La presse a commencé à lire les témoignages mis en ligne par le gouvernement, en commençant par celui de l’ancien directeur, Masao Yoshida.
D’après l’agence Kyodo, ce dernier a critiqué vertement la classe politique qui n’a pas su saisir la gravité de la situation et qui n’a fait qu’aggraver la confusion ambiante. Les politiques ne semblaient pas comprendre qu’après avoir donné un ordre, il n’était pas rapidement exécuté, comme s’il s’agissait d’appuyer sur un bouton.
Pour tenter d’éventer le réacteur n°1 pour que l’enceinte de confinement tienne, il fallait ouvrir les vannes à la main, faute d’électricité. Mais les débits de dose étaient trop élevés et la seconde équipe a dû faire demi-tour sans pouvoir remplir sa mission. En revanche, il explique que la visite du premier ministre n’a, en rien, retardé les opérations.
Plusieurs personnes l’appelaient directement, dont le premier ministre, alors qu’il avait d’autres priorités que de répondre à leurs questions.
Il critique aussi vertement le siège de TEPCo à Tôkyô qui ne comprenait pas non plus la gravité de la situation. D’après le Maïnichi, M. Yoshida se serait plaint du peu d’aide apportée. Au contraire, le siège ne faisant que transmettre les messages du premier ministre.

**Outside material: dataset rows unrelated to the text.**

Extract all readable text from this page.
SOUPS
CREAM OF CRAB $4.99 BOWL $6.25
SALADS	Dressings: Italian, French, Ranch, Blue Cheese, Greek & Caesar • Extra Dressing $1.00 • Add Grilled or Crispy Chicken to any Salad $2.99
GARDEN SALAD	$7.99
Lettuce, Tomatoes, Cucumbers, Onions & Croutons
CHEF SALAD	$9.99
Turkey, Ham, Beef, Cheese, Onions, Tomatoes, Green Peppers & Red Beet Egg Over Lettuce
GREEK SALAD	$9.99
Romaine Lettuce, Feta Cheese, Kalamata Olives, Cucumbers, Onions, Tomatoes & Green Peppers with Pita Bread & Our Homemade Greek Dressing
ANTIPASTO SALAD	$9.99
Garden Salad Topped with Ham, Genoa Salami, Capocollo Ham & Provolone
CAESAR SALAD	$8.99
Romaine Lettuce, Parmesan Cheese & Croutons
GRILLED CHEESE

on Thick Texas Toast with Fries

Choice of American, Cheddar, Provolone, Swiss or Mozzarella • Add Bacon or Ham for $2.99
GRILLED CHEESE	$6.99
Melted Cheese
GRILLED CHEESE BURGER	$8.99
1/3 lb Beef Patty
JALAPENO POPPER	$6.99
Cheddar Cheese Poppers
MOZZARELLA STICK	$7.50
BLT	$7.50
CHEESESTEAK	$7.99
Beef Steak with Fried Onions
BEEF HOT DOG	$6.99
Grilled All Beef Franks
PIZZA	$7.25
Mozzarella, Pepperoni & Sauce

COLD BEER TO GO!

On se souvient qu’il avait passé outre un ordre d’arrêter l’injection d’eau de mer.
En 2008, avant d’être directeur de la centrale de Fukushima daï-ichi, M. Yoshida, était en charge de superviser la construction des réacteurs et était conscient qu’un tsunami d’une hauteur de 15,7 m pouvait frapper la centrale, mais il n’a rien fait pour protéger les centrales. D’après le Maïnichi, dans son témoignage, il rejette la critique à ce propos, mais reconnaît qu’il était trop confiant en les capacités des centrales nucléaire face à des agressions externes.
Les réactions suite à la rétractation de l’Asahi sont diverses. Certains journaux, comme le Maïnichi, se contentent de rapporter les faits, d’autres, comme le Yomiuri, tirent à boulets rouges sur le quotidien concurrent. L’Asahi a repris le passage critique en ajoutant les passages qu’il avait omis et qui changent ses conclusions.
Les médias français ne semblent pas intéressés par ce démenti.